Pope Francis this week criticized the use of the Christian cross for political purposes, saying during a recent trip to Slovakia that it reduces the cross, according to The New York Times.
The newspaper notes that the pope’s remarks were made just a few days after he traveled to Hungary, a country that has multiple prominent political parties that feature crosses on their flags.
"The cross is not a flag to wave, but the pure source of a new way of living," the pope said, noting that a Christian "views no one as an enemy, but everyone as a brother or sister."
He also said that "in the eyes of the world, the cross represents failure, the latest proof that the course of events in our world does not change: The good are cast aside, and the wicked prevail and prosper."

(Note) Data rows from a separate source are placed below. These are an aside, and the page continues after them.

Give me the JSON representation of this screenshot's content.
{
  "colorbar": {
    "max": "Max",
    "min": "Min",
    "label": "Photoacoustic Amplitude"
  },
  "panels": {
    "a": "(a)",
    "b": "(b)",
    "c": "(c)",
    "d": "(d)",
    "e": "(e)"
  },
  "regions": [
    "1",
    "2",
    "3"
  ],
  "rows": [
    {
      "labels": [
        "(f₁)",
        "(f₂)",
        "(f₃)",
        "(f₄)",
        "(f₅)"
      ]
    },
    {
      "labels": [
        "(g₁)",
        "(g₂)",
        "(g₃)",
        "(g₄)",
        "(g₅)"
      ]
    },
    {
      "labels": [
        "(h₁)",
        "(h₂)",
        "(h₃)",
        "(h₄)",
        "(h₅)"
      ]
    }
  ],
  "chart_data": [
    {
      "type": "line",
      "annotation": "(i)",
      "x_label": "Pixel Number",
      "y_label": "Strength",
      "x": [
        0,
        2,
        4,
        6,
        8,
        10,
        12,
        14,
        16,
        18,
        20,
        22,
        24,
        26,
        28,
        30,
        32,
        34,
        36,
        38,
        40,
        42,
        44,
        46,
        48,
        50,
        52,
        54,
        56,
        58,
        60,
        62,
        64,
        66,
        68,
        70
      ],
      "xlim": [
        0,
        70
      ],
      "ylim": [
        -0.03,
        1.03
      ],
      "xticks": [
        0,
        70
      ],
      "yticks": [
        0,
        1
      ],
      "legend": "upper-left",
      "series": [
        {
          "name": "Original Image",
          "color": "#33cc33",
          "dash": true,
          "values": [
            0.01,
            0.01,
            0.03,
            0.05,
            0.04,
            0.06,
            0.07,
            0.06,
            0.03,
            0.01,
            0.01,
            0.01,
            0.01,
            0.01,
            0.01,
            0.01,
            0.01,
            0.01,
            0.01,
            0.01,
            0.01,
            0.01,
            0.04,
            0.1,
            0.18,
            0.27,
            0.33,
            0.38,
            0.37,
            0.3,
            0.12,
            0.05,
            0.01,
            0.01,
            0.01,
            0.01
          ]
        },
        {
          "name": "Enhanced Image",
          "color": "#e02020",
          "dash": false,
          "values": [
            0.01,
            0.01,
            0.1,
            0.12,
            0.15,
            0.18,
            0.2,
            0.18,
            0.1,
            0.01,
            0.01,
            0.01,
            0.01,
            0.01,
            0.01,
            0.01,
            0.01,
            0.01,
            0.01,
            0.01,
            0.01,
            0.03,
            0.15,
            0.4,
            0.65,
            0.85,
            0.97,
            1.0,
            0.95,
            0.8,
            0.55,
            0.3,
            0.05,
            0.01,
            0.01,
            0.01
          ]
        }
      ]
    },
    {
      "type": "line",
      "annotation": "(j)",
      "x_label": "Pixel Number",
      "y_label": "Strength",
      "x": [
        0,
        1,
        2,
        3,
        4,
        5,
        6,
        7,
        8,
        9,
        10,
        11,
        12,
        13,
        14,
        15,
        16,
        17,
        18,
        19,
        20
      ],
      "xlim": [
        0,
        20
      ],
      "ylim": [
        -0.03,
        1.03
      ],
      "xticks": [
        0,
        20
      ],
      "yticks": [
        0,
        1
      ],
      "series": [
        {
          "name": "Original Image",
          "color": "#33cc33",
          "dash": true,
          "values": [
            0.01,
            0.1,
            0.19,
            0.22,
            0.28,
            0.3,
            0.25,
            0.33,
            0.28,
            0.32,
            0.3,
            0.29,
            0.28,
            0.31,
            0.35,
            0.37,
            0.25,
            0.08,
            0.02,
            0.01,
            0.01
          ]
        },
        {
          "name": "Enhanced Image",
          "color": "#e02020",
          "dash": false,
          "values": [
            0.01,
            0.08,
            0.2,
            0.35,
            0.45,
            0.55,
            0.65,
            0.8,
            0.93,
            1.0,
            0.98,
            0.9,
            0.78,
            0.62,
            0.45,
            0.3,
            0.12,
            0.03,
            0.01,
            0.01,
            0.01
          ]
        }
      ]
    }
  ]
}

The pope asked, "How often do we long for a Christianity of winners, a triumphalist Christianity that is important and influential, that receives glory and honor? Yet a Christianity without a cross is a worldly Christianity and shows itself to be sterile."
He went on to say, "Crucifixes are found all around us: on necks, in homes, in cars, in pockets. What good is this, unless we stop to look at the crucified Jesus and open our hearts to him … and we weep before the God wounded for love of us?
"Let us not reduce the cross to an object of devotion, much less to a political symbol, to a sign of religious and social status," the pope said. "If we fix our gaze on Jesus, his face comes to be reflected on our own: His features become ours, the love of Christ wins us over and transforms us."